Not Fade Away: John Mellencamp’s ‘Trouble No More’ Turns 10

In Not Fade Away, we take a look at the legacy of some of the greatest albums of the past few decades – some iconic, some lesser known – as they celebrate significant anniversaries. Here, we take a look at John Mellencamp‘s ‘Trouble No More,” an album of covers, originally released June 3, 2003. 

Three years before Bruce Springsteen covered Americana classics on his We Shall Overcome album, John Mellencamp tackled iconic (mostly) pre-rock and roll songs on his Trouble No More album. The album was born, more or less, at tribute concert to Billboard Magazine’s beloved editor Timothy White, where Mellencamp covered Robert Johnson’s “Stones In My Passway.” That song, appropriately, opens the album, and if it weren’t for Mellencamp’s distinctive voice, you’d be forgiven for thinking it was recorded at Chess Records in the late ’50s.

Mellencamp wasn’t trying to out-Clapton anyone with a blues schtick. He may have mined the blues for the album, but he notably avoided any songs with “blues” in the title. Hus aim was to get at the essence of blues rather than the cliches of it. As Entertainment Weekly mentioned in their review of the album (they gave it a B+), “Modern blues albums rarely get the rackety drums and slippery slide guitar just right. But this CD of American blues and folk bursts with old-time voodoo bluster.” Rolling Stone, meanwhile, gave it three stars, saying “Here’s the real surprise: This album doesn’t sound that distant from the grass-roots rock of Mellencamp albums such as Scarecrow and The Lonesome Jubilee.” Americana magazine No Depression added, “Mellencamp and his band remade the tunes in a contemporary context, though the lyrics still retain their full impact.” Nearly all the reviews of the album noted Mellencamp’s excellent vocal performance.

He didn’t take the same approach to each song. His cover of Son House’s “Death Letter” sounded like a John Mellencamp record from the late ’80s, specifically the Lonesome Jubilee/Big Daddy era (most of the album veered somewhere between those two points). Mellencamp was swinging for the fences: Besides covering Johnson and House, he also took on songs by Woody Guthrie (“Johnny Hart”), Hoagy Carmichael (“Baltimore Oriole”) and Willie Dixon (“Down In The Bottom”), as well as a couple of traditional songs, including “John The Revelator” and “Diamond Joe.” He also included one rock and roll song (“Teardrops Will Fall,” by obscure band Dickey Doo And The Don’ts) and one modern classic (Lucinda Williams’ “Lafayette”).

But it was his new take — with then-current lyrics — on a traditional song that got Mellencamp the most attention (not all of it welcome) for his album. Mellencamp used “To Washington,” a song that both the Carter Family and Woody Guthrie sang with their own lyrics,” as a critique of the Bush administration.  The lyrics referenced “A new man in the White House/With a familiar name/Said he had some fresh ideas/But it’s worse now since he came/From Texas to Washington.” And that “new man” in the White House “Wants to fight with many/And he says, ‘It’s not for oil’/He sent out the National Guard/To police the world/From Baghdad to Washington.”

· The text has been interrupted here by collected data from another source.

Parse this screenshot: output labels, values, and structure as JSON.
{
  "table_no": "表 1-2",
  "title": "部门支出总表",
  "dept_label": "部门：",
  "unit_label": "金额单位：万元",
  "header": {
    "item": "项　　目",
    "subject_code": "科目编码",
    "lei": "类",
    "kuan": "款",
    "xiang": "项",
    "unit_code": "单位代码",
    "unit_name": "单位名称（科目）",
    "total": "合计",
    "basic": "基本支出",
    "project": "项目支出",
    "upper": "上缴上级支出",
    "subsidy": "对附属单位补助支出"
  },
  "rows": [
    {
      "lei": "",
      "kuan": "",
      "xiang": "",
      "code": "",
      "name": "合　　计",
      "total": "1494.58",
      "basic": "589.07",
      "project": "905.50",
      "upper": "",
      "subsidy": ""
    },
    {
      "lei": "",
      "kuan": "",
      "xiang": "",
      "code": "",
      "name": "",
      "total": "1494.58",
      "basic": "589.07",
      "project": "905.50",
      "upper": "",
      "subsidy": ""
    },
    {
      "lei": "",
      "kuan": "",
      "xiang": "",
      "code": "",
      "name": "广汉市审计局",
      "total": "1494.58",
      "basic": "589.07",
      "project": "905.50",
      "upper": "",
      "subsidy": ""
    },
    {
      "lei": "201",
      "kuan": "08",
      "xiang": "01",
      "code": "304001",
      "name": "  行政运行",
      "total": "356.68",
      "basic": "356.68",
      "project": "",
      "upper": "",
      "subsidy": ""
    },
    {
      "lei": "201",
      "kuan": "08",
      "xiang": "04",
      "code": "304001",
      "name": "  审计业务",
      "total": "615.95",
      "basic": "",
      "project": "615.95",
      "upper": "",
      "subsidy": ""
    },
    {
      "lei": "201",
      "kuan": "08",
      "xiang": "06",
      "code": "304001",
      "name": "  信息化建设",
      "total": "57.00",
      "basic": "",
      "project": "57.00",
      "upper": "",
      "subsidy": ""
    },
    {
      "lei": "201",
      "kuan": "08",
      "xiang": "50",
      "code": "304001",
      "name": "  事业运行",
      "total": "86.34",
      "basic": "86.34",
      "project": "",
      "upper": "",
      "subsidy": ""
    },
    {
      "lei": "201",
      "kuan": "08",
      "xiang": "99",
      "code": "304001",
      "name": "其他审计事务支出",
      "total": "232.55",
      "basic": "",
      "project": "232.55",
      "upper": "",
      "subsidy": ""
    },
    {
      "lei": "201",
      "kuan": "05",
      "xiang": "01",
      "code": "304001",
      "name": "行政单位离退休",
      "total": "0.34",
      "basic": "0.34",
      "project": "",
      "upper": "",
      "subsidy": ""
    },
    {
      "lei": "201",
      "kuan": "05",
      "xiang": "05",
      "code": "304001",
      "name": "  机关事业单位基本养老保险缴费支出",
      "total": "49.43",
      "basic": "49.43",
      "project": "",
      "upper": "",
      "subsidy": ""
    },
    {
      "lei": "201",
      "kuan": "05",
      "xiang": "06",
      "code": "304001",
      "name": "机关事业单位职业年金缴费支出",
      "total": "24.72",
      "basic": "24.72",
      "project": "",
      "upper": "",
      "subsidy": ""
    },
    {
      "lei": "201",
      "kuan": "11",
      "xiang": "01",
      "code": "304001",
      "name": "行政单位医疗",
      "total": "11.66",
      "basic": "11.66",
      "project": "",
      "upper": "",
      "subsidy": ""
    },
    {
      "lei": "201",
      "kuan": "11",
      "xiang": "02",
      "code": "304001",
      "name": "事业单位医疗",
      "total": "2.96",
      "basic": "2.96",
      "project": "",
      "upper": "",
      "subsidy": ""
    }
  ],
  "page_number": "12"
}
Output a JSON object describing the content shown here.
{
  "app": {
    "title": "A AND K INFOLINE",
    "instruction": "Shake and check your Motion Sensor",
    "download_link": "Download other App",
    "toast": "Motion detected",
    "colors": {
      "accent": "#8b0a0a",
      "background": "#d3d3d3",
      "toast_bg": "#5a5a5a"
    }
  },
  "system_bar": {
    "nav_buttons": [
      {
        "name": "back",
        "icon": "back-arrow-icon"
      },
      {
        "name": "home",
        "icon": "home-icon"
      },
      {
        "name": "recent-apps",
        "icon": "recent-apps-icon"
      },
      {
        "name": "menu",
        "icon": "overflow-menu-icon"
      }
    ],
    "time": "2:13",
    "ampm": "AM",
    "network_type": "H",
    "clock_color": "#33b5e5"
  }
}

Predictably, those on the right wing took issue with Mellencamp’s commentary. In an interview with Salon, Mellencamp said that his record label – Columbia Records, who had already weathered this particular PR storm with the Dixie Chicks — asked him not to include the song on the album. He said in the interview, that his response to anyone who accused him of being “un-American” (not an uncommon occurrence during that era) was, “Look, I’m John Mellencamp, I’ve been doing this 25 years. For anybody to say I’m un-American is laughable.”

Politics aside, it was unfortunate that a great album by a legendary artist was overshadowed by one song. However, the album seemingly pointed him in the direction that he would go down for the next decade. The “To Washington” controversy was likely the inspiration behind Mellencamp’s “Walk Tall,” a song recorded for his 2004 collection Words & Music: John Mellencamp’s Greatest Hits. While that song took him in a more pop-oriented direction (it was produced by R&B superstar Babyface), from there he returned to the roots-rock turf of Trouble No More on his next album, Freedom’s Road. His next two efforts went further down that path, with Americana star T-Bone Burnett producing both 2008′s Life, Death, Love And Freedom and 2010′s No Better Than This. This week (June 4), Burnett and Mellencamp release their latest collaboration, the soundtrack to Ghost Brothers Of Darkland County, which features songs written by Mellencamp and sung by other artists including Sheryl Crow and Elvis Costello. While his new album casts Mellencamp as a songwriter for other voices, Trouble No More showed him in a nearly opposite role, as a formidable interpreter of classic songs.